Ich fühlte zum erstenmal in meinem Leben den Genuß einer Entdeckungsreise. Die Insel war unbewohnt; meine Schiffskameraden hatte ich hinter mir gelassen, und rings um mich herum waren nur Tiere und Vögel. Ich streifte nach allen Seiten durch die Bäume. Hier und da wuchsen blühende Pflanzen, die mir unbekannt waren; hier und da sah ich Schlangen, und eine von diesen erhob ihren Kopf von einem Felsblock und zischte mich an; sie machte dabei ein Geräusch, das ungefähr wie das Schnurren eines Kreisels klang. Ich hatte damals noch keine Ahnung, daß es eine gefährliche Giftschlange war, nämlich eine Klapperschlange.
Dann kam ich in ein weites Dickicht dieser eichenartigen Bäume; wie ich später hörte, nennt man sie Lebens-oder immergrüne Eichen. Sie wuchsen auf dem Sande wie Brombeeren; ihre Zweige waren ineinander verflochten und das Laub bildete ein dichtes Dach. Dieses Dickicht erstreckte sich von der Höhe eines der Sandhügel herab, und die Büsche wurden allmählich immer größer, bis sie den Rand einer breiten, mit Rohr bewachsenen Fenne erreichten, durch die der eine der von mir erwähnten kleinen Flüsse nach der Ankerstelle floß. Die Marschfenne dampfte in der heißen Sonne, und die Umrisse des Fernrohrs erschienen hinter einem zitternden Dunstschleier.
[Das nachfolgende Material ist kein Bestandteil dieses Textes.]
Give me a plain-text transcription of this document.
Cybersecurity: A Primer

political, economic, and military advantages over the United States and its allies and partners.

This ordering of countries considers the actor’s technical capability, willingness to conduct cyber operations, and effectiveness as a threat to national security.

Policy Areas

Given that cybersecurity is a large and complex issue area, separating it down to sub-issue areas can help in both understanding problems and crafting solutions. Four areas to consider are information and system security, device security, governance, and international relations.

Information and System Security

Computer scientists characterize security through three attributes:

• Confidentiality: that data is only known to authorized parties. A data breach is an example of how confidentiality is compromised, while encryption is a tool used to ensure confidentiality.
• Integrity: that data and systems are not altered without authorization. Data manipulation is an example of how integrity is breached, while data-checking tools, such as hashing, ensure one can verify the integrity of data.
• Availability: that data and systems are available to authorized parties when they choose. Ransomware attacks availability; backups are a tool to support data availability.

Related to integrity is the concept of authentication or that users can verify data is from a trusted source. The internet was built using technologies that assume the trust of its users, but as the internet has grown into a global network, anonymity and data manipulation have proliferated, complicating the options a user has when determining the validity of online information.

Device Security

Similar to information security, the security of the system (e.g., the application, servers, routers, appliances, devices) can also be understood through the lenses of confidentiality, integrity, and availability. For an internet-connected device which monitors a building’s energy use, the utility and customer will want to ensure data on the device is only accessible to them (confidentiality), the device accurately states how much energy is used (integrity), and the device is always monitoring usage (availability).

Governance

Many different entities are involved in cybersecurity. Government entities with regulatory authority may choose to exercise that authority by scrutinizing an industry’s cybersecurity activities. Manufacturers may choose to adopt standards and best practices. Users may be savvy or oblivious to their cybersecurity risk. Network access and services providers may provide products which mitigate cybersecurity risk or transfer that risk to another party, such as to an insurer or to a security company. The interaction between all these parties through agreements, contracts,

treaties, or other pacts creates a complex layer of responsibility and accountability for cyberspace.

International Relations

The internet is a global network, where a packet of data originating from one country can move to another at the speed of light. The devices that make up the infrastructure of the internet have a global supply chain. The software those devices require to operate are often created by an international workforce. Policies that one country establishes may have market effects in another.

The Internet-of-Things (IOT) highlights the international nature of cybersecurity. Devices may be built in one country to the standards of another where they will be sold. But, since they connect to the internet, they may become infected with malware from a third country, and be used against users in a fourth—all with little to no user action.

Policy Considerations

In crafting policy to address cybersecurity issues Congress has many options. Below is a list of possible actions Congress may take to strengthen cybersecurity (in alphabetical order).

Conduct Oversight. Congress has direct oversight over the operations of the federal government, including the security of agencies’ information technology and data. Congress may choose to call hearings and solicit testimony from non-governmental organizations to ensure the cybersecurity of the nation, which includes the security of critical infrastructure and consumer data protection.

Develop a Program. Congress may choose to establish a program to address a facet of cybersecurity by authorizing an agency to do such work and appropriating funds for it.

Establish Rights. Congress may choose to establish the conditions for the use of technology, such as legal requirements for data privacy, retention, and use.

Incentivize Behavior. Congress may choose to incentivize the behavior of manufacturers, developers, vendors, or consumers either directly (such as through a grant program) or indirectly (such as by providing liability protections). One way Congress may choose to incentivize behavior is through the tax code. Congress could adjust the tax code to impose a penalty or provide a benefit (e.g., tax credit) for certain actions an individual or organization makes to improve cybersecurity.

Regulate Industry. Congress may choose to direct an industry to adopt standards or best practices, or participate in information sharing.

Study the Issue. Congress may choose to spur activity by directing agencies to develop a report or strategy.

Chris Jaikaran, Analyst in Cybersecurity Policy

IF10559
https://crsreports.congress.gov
Plötzlich begann in den Binsen sich etwas zu regen; eine wilde Ente flog quäkend auf; eine andere folgte ihr; und bald hing über der ganzen Oberfläche der Fenne eine dichte Wolke von Vögeln, die schreiend in der Luft ihre Kreise zogen. Ich nahm sofort an, daß einige von meinen Schiffskameraden sich dem Rande der Fenne näherten. Ich hatte mich auch nicht geirrt; denn bald hörte ich in der Ferne die leisen Töne einer menschlichen Stimme, die allmählich lauter wurde und näher kam.
Ich geriet in große Furcht und kroch unter den nächsten Eichbusch in Deckung, legte mich auf den Boden, hielt mich so still wie eine Maus und lauschte.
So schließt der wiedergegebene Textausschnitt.